I recently read an article about learning a foreign language. The author claims to have become fluent in French in five months and Russian in 10 through a process of mentally tying words to images. He cites research that shows our visual memory is “extraordinary” and by capitalizing on that, we can learn new words and actually remember them with great accuracy.
Instead of repeating “gato…cat” to learn the feline word in Italian, he suggests that you connect the word to an image of a cat; preferably an actual cat that you know. Those associations penetrate our memory and help us to learn new languages much more easily than through memorization of rote grammar.
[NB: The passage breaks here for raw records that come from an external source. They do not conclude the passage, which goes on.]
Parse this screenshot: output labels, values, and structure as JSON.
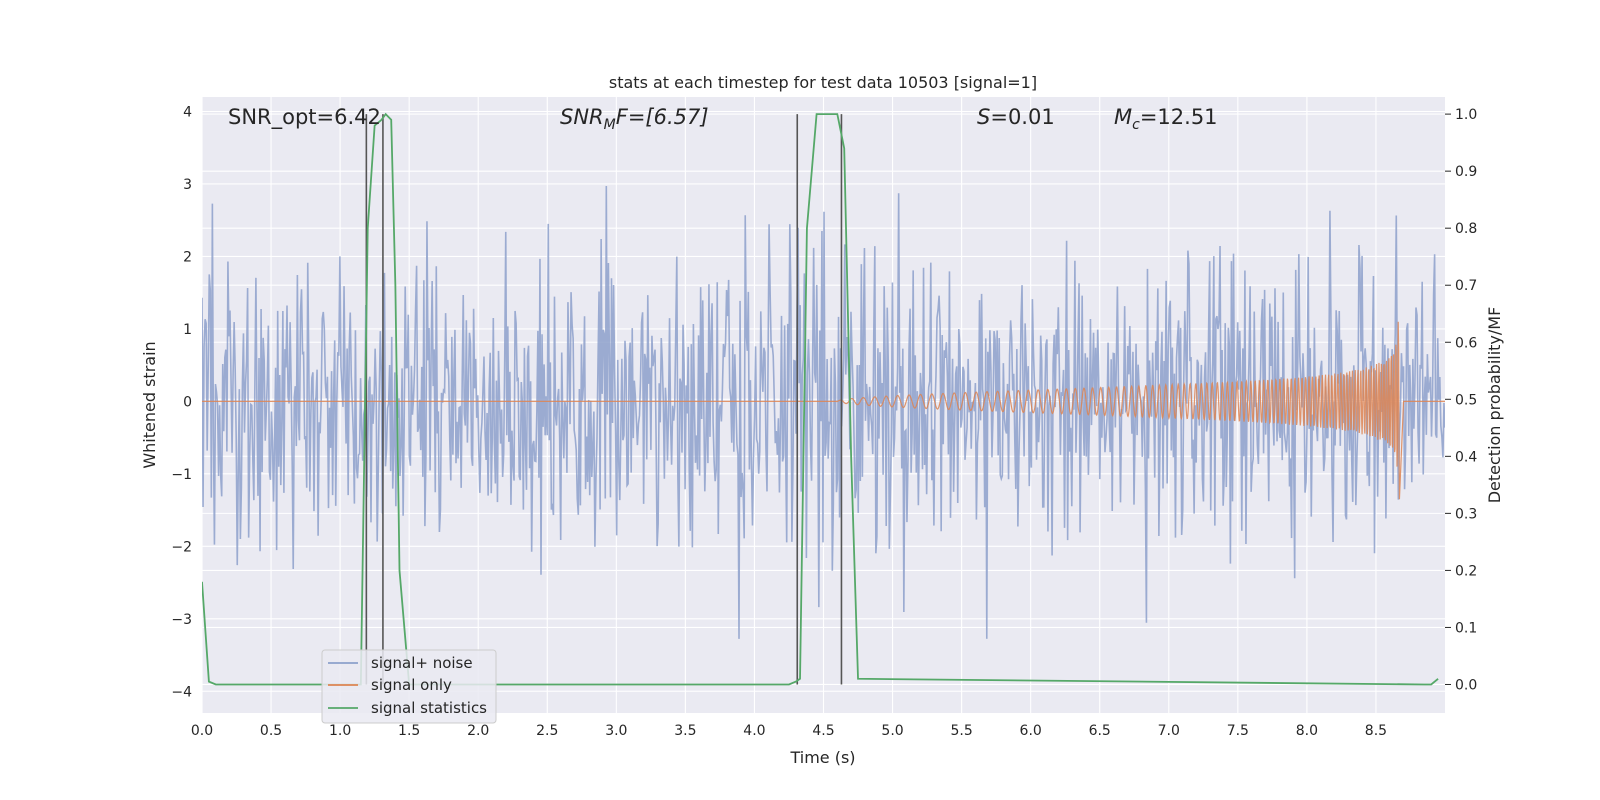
{
  "chart_data": {
    "type": "line",
    "title": "stats at each timestep for test data 10503 [signal=1]",
    "xlabel": "Time (s)",
    "ylabel": "Whitened strain",
    "y2label": "Detection probability/MF",
    "xlim": [
      0,
      9.0
    ],
    "ylim": [
      -4.3,
      4.2
    ],
    "y2lim": [
      -0.05,
      1.03
    ],
    "xticks": [
      "0.0",
      "0.5",
      "1.0",
      "1.5",
      "2.0",
      "2.5",
      "3.0",
      "3.5",
      "4.0",
      "4.5",
      "5.0",
      "5.5",
      "6.0",
      "6.5",
      "7.0",
      "7.5",
      "8.0",
      "8.5"
    ],
    "yticks": [
      "4",
      "3",
      "2",
      "1",
      "0",
      "−1",
      "−2",
      "−3",
      "−4"
    ],
    "y2ticks": [
      "1.0",
      "0.9",
      "0.8",
      "0.7",
      "0.6",
      "0.5",
      "0.4",
      "0.3",
      "0.2",
      "0.1",
      "0.0"
    ],
    "grid": true,
    "legend_position": "lower-left",
    "annotations": {
      "snr_opt": "SNR_opt=6.42",
      "snr_mf_main": "SNR",
      "snr_mf_sub": "M",
      "snr_mf_rest": "F=[6.57]",
      "s_main": "S",
      "s_rest": "=0.01",
      "mc_main": "M",
      "mc_sub": "c",
      "mc_rest": "=12.51"
    },
    "series": [
      {
        "name": "signal+ noise",
        "axis": "left",
        "color": "#8da0cb",
        "description_values": "whitened noise, roughly gaussian, amplitude about ±4",
        "noise_seed": 10503,
        "noise_sigma": 1.0,
        "n_points": 1200
      },
      {
        "name": "signal only",
        "axis": "left",
        "color": "#dd8452",
        "chirp": {
          "t_start": 4.6,
          "t_merger": 8.67,
          "peak_amplitude": 1.35,
          "f_start": 12,
          "f_end": 60
        }
      },
      {
        "name": "signal statistics",
        "axis": "right",
        "color": "#55a868",
        "x": [
          0.0,
          0.05,
          0.1,
          1.0,
          1.15,
          1.2,
          1.25,
          1.3,
          1.33,
          1.37,
          1.4,
          1.43,
          1.5,
          4.25,
          4.3,
          4.33,
          4.38,
          4.45,
          4.55,
          4.6,
          4.65,
          4.7,
          4.75,
          8.85,
          8.9,
          8.95
        ],
        "y": [
          0.18,
          0.005,
          0.0,
          0.0,
          0.0,
          0.8,
          0.98,
          0.99,
          1.0,
          0.99,
          0.7,
          0.2,
          0.0,
          0.0,
          0.005,
          0.01,
          0.8,
          1.0,
          1.0,
          1.0,
          0.94,
          0.4,
          0.01,
          0.0,
          0.0,
          0.01
        ]
      }
    ],
    "vertical_lines": [
      1.19,
      1.31,
      4.31,
      4.63
    ]
  },
  "legend": {
    "items": [
      "signal+ noise",
      "signal only",
      "signal statistics"
    ]
  }
}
I believe the same idea is true when trying to help people grasp new concepts. Instead of talking about the theory of enrollment management, I can make my point instantly understood through the visual of a three-legged stool. I have a wooden block that distinctively demonstrates what we are trying to achieve in our student mix and a saltshaker that illustrates a supervisory style. In my office I have visual aids such as Wile E. Coyote (like creativity and focus), ruby slippers (empowerment) and a spider (making connections).
I use analogies all of the time: applications are like bananas, ideas are like dots, goal setting or vision is like Indianapolis, transitions are like a rubber band, a marble jar is like credibility, etc. I think they help get the point across more quickly than an elaborate explanation and it serves to make the point memorable.
Think about how you can enhance your visual connections — not just through words on a power point, but by analogies and images that are as sticky as a spilled jar of honey.